Vitamin D, fish oil: protective against autoimmune diseases?

In the postintervention results of the VITAL* trial, vitamin D and marine omega-3 fatty acids (n-3 FAs) continued to demonstrate a protective effect against autoimmune diseases in older adults.

“We previously reported a protective effect of vitamin D on the incidence of autoimmune disease (hazard ratio [HR], 0.78) after 5 years of randomized follow-up, as well as a [nonsignificant but] suggestive protective effect of n-3 FAs on the incidence of autoimmune disease (HR, 0.85),” said Dr Karen Costenbader from Brigham and Women’s Hospital/Harvard Medical School, Boston, Massachusetts, US, at EULAR 2022.

In the current four-arm factorial analysis, at 7.3 years, the effect of vitamin D declined, as reflected by the HRs for confirmed (0.97; p=0.78) and confirmed + probable incident autoimmune diseases (0.95; p=0.45). There was no decline seen with n-3 FAs, as the HRs were “very close to the original HR”, said Costenbader, and were similar for both confirmed and confirmed + probable cases (0.87 for both). [EULAR 2022, abstract OP0038]

“[A]lthough the reduction of the protective effects at 2 years after discontinuation was lower ... all intervention arms had sustained lower incidence autoimmune disease than did placebo/placebo arm,” Costenbader explained.

For individual autoimmune diseases, while both supplements seemed rather protective against rheumatoid arthritis, the reductions were not as significant, be it with vitamin D (HR, 0.83; p=0.45 [confirmed] and HR, 0.79; p=0.31 [confirmed + probable]) or n-3 FAs (HR, 0.64; p=0.08 and HR, 0.75; p=0.21, respectively). No significant reductions were seen as well in the incidence of polymyalgia rheumatica across all evaluated groups (HRs ranging from 0.81 to 0.92).

Strong biologic rationale

“[There is a] strong biologic rationale to study vitamin D and n-3 FAs for the prevention of autoimmune diseases,” said Costenbader. Vitamin D regulates genes involved in inflammation and innate and adaptive immune responses, while n-3 FAs suppress biosynthesis of inflammatory arachidonic acid-derived eicosanoids. “[N-3 FAs] lead to synthesis of specialized pro-resolving mediators, which is thought to have a role in resolving inflammation,” she added.

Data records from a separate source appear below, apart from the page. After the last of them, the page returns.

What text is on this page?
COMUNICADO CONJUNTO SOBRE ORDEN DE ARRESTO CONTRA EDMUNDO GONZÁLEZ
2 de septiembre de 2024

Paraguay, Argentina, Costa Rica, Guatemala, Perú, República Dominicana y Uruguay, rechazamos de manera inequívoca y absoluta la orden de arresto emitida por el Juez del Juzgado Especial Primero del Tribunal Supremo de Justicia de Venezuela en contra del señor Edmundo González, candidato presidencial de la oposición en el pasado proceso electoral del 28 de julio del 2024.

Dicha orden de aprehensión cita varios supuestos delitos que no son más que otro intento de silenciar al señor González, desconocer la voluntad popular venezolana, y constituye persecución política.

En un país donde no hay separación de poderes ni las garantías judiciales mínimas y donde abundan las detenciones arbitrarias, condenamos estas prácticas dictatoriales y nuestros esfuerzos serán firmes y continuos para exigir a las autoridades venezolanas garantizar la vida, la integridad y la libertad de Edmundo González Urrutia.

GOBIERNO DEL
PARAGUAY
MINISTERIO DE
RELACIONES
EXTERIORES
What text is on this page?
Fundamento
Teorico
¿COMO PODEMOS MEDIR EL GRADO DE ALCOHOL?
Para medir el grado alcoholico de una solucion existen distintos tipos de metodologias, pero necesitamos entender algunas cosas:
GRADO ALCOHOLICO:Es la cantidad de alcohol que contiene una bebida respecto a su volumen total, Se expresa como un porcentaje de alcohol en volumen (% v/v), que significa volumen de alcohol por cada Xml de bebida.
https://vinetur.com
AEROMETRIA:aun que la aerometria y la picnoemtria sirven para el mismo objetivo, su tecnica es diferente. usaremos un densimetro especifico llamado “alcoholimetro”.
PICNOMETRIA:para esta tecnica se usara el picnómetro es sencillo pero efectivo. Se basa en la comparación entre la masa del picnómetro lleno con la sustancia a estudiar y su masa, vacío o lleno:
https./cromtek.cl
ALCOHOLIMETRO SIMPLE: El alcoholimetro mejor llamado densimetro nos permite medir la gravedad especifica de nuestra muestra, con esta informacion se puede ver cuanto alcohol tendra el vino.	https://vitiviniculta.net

The team initially randomized >25,000 older adults (mean age 67.1 years, 51 percent female) 1:1 to receive daily vitamin D 2,000 IU or placebo. They were then rerandomized to receive daily n-3 FAs 1,000 mg or placebo. Participants were followed for a median 5.3 years. Another 2 years of post-intervention observation without trial supplements ensued to evaluate for sustained effects.

During the 2-year extension period, 196 new confirmed incident autoimmune disease cases were identified, bringing the total number of cases up to 474. There were 287 new confirmed + probable autoimmune disease cases, jumping from 457 to 744.

Despite the large cohort and the extension phase that allowed for the identification of more cases and evaluation of prolonged effects after discontinuation, the population was not high-risk or deficient. “The effects may be greater [in such individuals],” Costenbader pointed out. “[Also, the participants were] older adults, so the prevention of other autoimmune diseases in younger populations remains to be proven.”

“[Nonetheless, the] clinical importance of these findings is high, given that these are well-tolerated, nontoxic supplements, and that there are no other known effective therapies to reduce the incidence of autoimmune diseases,” said Costenbader.